PRELIMINARY MAGNETIC RESONANCE RELAXOMETRIC ANALYSIS OF FRICKE GEL DOSIMETERS PRODUCED WITH POLYVINYLALCOHOL AND GLUTARALDEHYDE

  • Autori: Salvatore, G.; Giorgio, C.; Giuseppina, I.; Anna, L.; Luigi, T.; Antonio, B.; Francesco, D.; Maurizio, M.
  • Anno di pubblicazione: 2017
  • Tipologia: Articolo in rivista (Articolo in rivista)
  • OA Link: http://hdl.handle.net/10447/249705

Abstract

This work describes the preliminary analysis of Fricke gels dosimeters characterized by a new formulation making use of a matrix of Poly-vinyl alcohol cross-linked by adding Glutaraldehyde and analyzed by means of nuclear magnetic resonance relaxometry. In previous optical studies, these gels have shown promising dosimetric features in terms of photon sensitivity and low-diffusion of ferric ions produced after irradiation. In this work, we used a portable nuclear magnetic resonance relaxometer to measure the relaxation times (which are important for dosimetric applications) of these gel materials. At this aim, we performed a study for optimizing the acquisition parameters with nuclear magnetic resonance relaxometer. Gel samples were exposed to clinical 6 MV photons in the dose range between 0 and 20 Gy. Nuclear magnetic resonance relaxometry measurements were performed and the sensitivity to photon beams was measured for various values of the Fe2+ ion concentration.

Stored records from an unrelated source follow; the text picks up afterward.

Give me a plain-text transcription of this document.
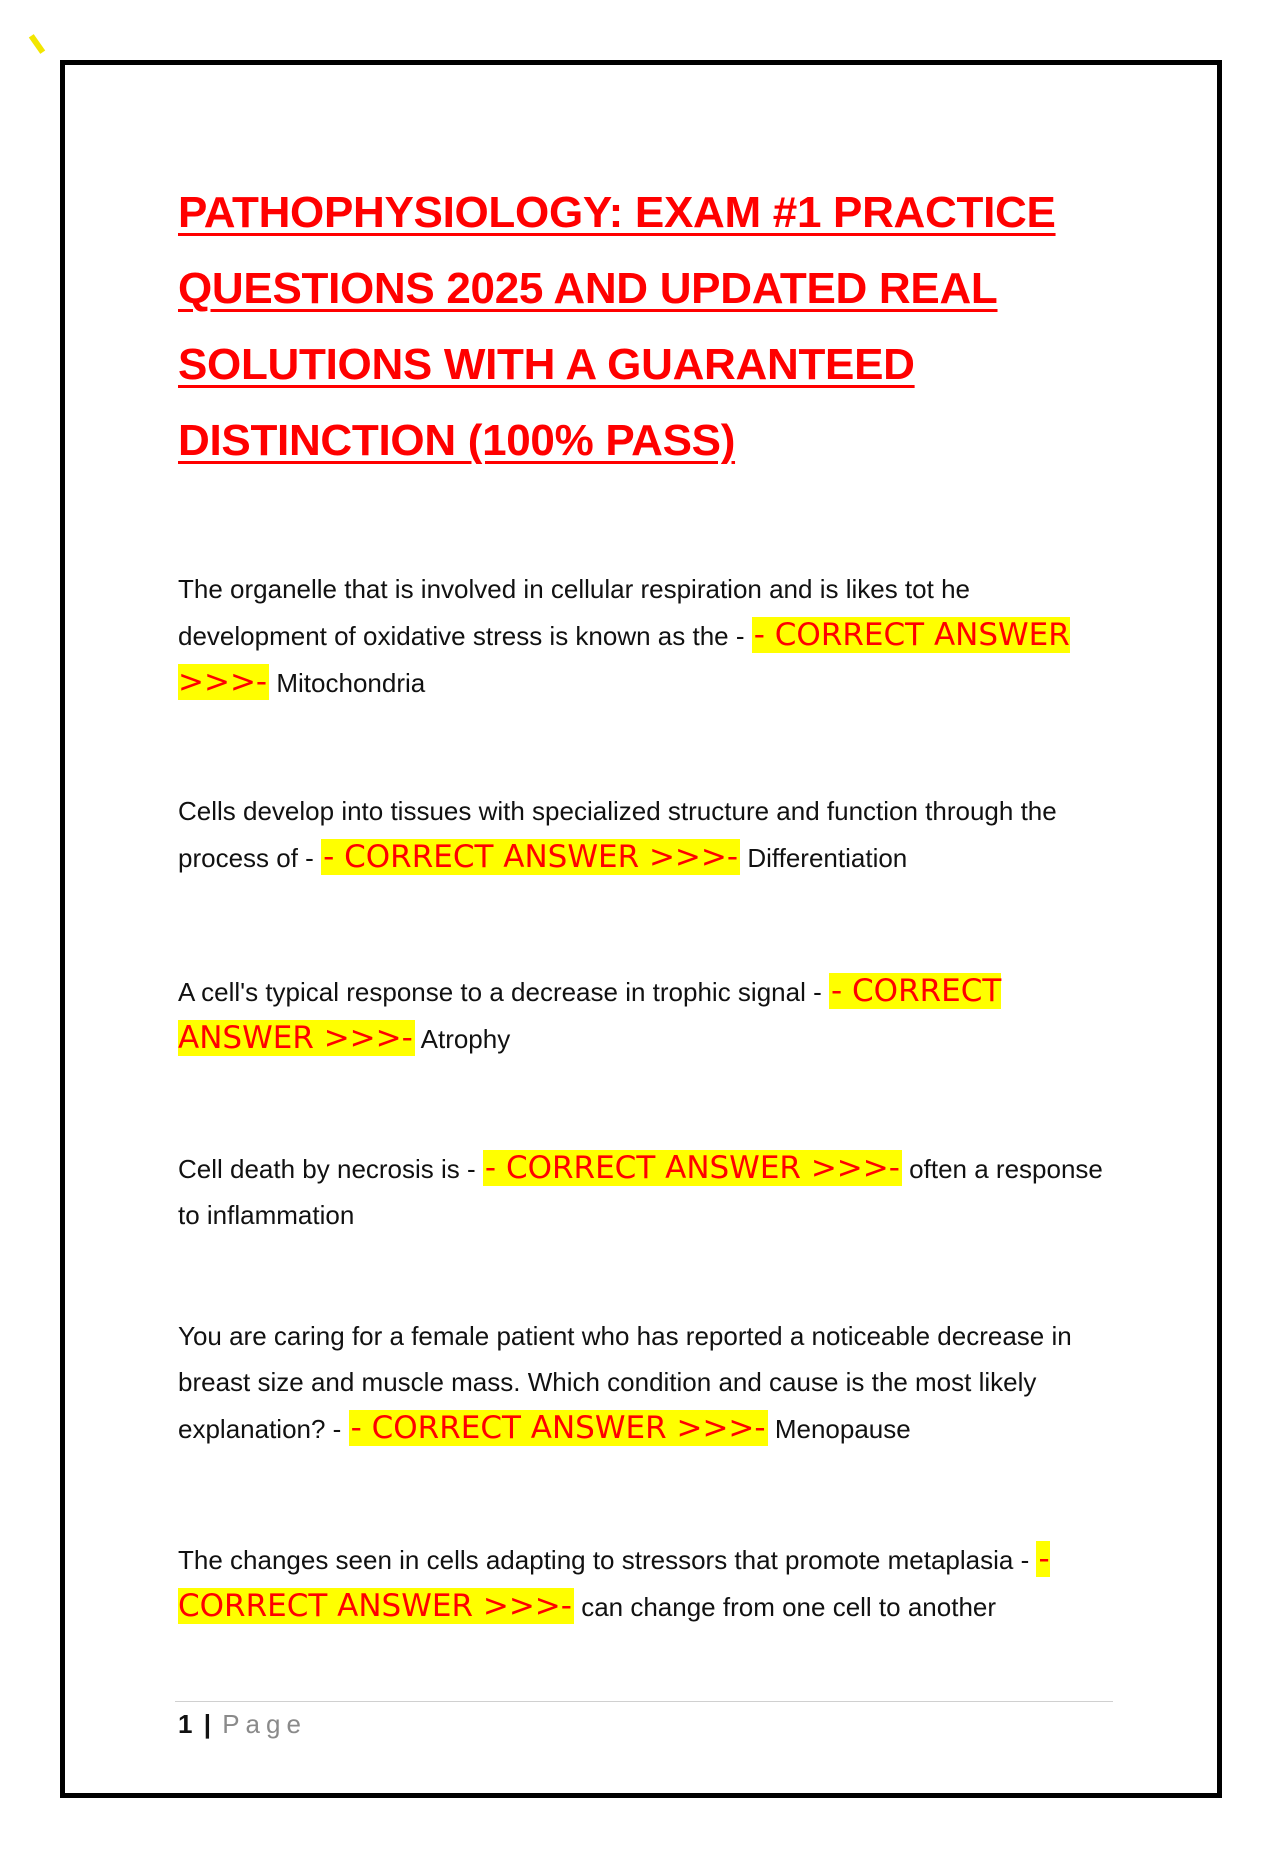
PATHOPHYSIOLOGY: EXAM #1 PRACTICE QUESTIONS 2025 AND UPDATED REAL SOLUTIONS WITH A GUARANTEED DISTINCTION (100% PASS)

The organelle that is involved in cellular respiration and is likes tot he development of oxidative stress is known as the - - CORRECT ANSWER >>>- Mitochondria

Cells develop into tissues with specialized structure and function through the process of - - CORRECT ANSWER >>>- Differentiation

A cell's typical response to a decrease in trophic signal - - CORRECT ANSWER >>>- Atrophy

Cell death by necrosis is - - CORRECT ANSWER >>>- often a response to inflammation

You are caring for a female patient who has reported a noticeable decrease in breast size and muscle mass. Which condition and cause is the most likely explanation? - - CORRECT ANSWER >>>- Menopause

The changes seen in cells adapting to stressors that promote metaplasia - - CORRECT ANSWER >>>- can change from one cell to another

1 | Page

The analyses pointed out that the MR signal increases as the Fe2+ content increases and the increase is about 75% when the concentration of Fe2+ ions is increased from 0.5 mM to 2.5 mM. Furthermore, the sensitivity improvement achieved with increasing the Fe2+ concentration is about 60%. This paper shows that portable nuclear magnetic resonance relaxometer used for analysis of porous materials can be used for characterization of these dosimetric gels and this study can be considered as the first step for the characterization of these dosimeters which in the future could be used for 3D dose mapping in clinical applications.